如铁鼓起勇气道:“殿下,你是不是很喜欢她,都过去那么久了,你别自责,其实当年你已尽力了……”
“你知道什么?”穆承渊冷笑。
“对,我是什么都不知道,但我至少清楚一件事,你不该,也没必要总是困着自己。人生匆匆数十载,能有什么过不去的坎?我以前、有两位对我来说至关重要的亲人去世了,当时的我生不如死,可是你看我如今不也过得有滋有味?时间总会冲淡一切,每当我回过头看那段经历,我还是会很难过,可如今的我已懂了,人生没有不散的宴席,若我一直因为悲伤停在原地,他们泉下有知也会不安的。”

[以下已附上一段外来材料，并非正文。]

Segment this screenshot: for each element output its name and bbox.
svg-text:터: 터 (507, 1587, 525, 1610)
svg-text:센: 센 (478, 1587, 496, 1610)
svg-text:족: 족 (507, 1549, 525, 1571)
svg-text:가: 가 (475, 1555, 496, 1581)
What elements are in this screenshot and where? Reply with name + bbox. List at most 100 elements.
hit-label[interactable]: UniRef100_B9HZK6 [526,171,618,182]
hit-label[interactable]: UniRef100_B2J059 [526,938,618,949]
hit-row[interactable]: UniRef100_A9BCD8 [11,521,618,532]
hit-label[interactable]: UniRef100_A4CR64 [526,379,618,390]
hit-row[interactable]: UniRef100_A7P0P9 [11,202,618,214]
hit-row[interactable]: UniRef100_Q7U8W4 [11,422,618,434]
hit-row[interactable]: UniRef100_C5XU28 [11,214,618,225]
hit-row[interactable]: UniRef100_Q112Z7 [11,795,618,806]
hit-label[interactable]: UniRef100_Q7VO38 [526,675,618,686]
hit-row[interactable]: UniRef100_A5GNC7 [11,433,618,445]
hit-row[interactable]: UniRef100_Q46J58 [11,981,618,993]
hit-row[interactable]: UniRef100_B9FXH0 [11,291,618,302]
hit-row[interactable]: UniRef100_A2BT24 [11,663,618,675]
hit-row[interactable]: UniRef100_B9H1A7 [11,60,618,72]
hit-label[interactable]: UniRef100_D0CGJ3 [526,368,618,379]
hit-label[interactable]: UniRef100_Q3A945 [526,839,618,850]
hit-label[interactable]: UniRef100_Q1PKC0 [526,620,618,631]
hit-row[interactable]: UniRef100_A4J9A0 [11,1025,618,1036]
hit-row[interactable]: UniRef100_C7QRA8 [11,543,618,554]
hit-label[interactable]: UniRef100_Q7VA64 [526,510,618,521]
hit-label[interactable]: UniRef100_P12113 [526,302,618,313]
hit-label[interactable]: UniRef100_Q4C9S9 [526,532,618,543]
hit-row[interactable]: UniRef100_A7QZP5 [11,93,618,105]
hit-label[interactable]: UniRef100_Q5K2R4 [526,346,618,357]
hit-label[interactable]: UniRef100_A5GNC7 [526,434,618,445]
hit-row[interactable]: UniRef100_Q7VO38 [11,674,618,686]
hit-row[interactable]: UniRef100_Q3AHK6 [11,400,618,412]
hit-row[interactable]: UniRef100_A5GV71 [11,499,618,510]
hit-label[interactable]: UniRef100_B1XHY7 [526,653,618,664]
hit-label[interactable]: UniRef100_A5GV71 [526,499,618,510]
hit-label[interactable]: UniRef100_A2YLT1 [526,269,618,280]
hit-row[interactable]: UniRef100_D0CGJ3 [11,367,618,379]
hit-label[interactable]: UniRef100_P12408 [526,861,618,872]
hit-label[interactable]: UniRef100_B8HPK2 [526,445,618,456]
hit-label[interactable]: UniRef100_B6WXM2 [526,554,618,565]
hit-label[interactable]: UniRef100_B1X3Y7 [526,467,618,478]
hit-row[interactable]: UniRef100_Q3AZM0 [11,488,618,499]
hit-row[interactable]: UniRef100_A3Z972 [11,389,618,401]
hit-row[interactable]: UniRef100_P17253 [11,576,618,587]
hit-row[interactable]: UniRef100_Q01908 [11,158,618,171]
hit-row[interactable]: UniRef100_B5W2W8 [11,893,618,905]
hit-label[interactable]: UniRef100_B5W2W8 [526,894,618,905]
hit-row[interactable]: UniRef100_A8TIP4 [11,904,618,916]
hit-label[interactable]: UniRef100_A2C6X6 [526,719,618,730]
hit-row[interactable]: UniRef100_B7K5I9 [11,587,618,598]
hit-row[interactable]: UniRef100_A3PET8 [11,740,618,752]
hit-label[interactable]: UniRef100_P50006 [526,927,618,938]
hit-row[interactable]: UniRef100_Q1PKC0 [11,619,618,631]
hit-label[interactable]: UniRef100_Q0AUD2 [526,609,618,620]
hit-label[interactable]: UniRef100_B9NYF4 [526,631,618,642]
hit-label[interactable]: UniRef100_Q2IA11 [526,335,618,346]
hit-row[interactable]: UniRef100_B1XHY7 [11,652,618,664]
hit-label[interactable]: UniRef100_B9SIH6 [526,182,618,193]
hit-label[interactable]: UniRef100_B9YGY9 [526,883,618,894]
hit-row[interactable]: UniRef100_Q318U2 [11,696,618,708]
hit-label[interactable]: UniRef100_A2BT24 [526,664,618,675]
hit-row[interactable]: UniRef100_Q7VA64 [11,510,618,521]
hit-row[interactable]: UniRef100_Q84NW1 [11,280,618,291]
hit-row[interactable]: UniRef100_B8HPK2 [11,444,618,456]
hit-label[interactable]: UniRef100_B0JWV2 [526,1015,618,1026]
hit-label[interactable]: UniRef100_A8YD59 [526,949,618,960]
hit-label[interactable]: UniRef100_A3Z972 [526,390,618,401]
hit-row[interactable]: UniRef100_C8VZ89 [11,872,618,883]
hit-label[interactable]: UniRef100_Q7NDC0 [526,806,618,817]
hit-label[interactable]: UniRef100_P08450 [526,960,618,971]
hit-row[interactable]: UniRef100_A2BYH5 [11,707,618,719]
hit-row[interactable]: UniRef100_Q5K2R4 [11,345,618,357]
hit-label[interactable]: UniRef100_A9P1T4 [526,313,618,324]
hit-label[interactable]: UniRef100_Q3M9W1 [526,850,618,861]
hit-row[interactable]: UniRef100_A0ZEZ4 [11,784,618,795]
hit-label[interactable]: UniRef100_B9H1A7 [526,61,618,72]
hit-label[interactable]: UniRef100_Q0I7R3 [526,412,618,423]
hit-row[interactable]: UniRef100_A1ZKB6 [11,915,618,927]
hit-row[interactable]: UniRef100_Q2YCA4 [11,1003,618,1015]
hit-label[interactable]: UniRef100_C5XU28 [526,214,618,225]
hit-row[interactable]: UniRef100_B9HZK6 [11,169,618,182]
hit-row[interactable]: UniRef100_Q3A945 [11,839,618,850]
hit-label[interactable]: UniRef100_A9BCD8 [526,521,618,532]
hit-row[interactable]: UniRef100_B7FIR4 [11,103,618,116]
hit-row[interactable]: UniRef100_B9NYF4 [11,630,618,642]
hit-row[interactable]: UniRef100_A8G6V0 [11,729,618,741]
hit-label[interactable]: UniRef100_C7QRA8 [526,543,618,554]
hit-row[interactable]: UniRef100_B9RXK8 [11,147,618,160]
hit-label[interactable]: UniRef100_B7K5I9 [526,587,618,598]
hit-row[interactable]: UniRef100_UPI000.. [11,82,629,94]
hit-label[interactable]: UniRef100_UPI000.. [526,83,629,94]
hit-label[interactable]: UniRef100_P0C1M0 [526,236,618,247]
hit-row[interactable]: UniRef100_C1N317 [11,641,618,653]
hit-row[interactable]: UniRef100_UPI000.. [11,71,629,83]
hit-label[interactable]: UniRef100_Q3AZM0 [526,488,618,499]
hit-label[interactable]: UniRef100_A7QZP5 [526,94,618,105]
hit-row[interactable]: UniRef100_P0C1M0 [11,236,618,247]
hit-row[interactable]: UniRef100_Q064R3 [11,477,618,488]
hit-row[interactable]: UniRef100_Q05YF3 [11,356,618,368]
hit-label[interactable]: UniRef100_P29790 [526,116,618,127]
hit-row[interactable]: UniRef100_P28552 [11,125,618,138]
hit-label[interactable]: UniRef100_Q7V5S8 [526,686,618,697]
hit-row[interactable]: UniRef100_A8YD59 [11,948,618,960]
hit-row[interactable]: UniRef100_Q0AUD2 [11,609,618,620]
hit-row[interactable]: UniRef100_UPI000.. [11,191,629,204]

如铁把考虑了一晚上的话说了出来,甚至不惜拿自己亲身经历做比,穆承渊的反应却出奇地漠然。
睿王冷硬起来宛如化不开的寒冰,叫人永远都猜不透他到底在想什么:“你不必再自以为是地劝我,我不想听。”
“……好。”如铁被他这一斥心情微涩,讥诮地道:“也许在殿下看来,我说的不过是些废话而已。”
穆承渊有些烦躁,仍是道:“不是那个意思,我与你不同。”
“那还真是抱歉了。”
如铁迅速调整了一下心情,穆承渊终究是高高在上的王,为何他会像中邪一样误以为这样的人需要安慰?
说不定就是嫌他的心灵鸡汤不好喝,妈蛋的,往后再施舍一点怜悯给这个人,他就是猪!
“殿下若没有别的吩咐,我便告退了。”
如铁揉了揉鼻子,拔腿便要走。他的眼睛因回忆痛彻心扉的往事还有些泛红,但是自尊却不允许他低下头来。
“站住,有何不痛快,一次都说清。”
穆承渊惊讶于他态度的转变,也能看出他是在负气,其实这些天他们两个比以往亲近多了,如铁经常在他面前忘了礼数,他都没有轻易与之计较,怎么,还蹬鼻子上脸了不成?
如铁只漠然回敬他一句:“殿下与我是不同的人,没必要知道我在想什么。”
穆承渊:“……”
这就又杠上了??
穆承渊也不痛快,如铁的话如同直接给他心头添了把火,故而他只是冷冷盯着如铁走,没什么特别的反应。